From WorldMaritimeNews.com:


> Following an eight-week consultation and talks between the Union and shipping minister John Hayes, the government said ‘persuasive’ arguments had been made in favour of retaining the regulations, which were introduced following the Herald of Free Enterprise disaster in 1987.
> 
> The regulations were developed in response to the findings of the formal investigation into the loss of the ferry and require ro-ro passengerships to be fitted with on-deck emergency equipment lockers, containing such items as axes, crowbars, lifting gear and ladders.


Does anyone know the details of this?

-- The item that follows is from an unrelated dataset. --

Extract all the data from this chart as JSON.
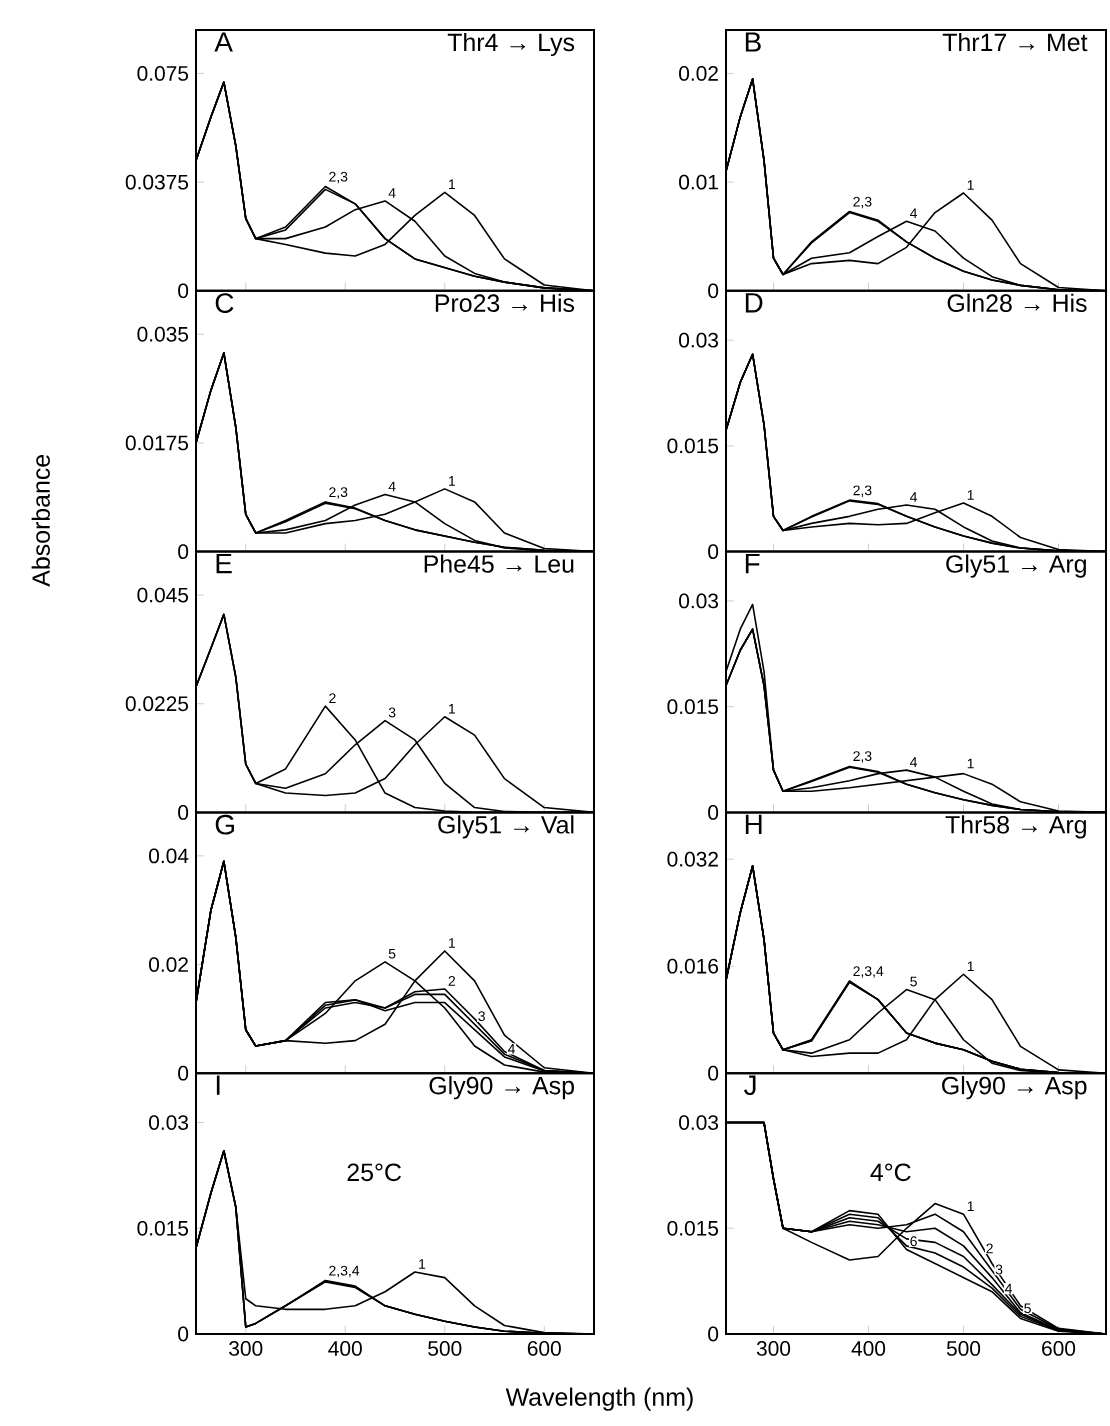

Someone obviously thought it was a good idea to remove the emergency gear, but who were they and why?


----------



## James_C (Feb 17, 2005)

The current Conservative government decided they should be removed during their ongoing process of cutting red tape (i.e. saving money) in the transport industry. According to the Transport minister, such onboard emergency equipment lockers would not be necessary as the requisite equipment could be brought to any vessel in distress by helicopter or lifeboat. No response was forthcoming when he was asked by the Maritime unions just how long that would take and whether he could guarantee reaction times would be the same UK wide.
The actual cost saving of removing these lockers is absolutely minimal, as to purchase and outfit them to a vessel is only in the hundreds of pounds range and once they are installed require no upkeep or expense save periodic inspection.
This just goes to show what those in government think of the value of human life versus making profits.


----------



## Day Sailor (Nov 9, 2014)

They obviously didn't think it through.
I bet Jo Public would not have been told about it, if it did happen, or only when it was fait acompli and then there would have been a big brouhaha and new laws would have had to be written at even more expense.


----------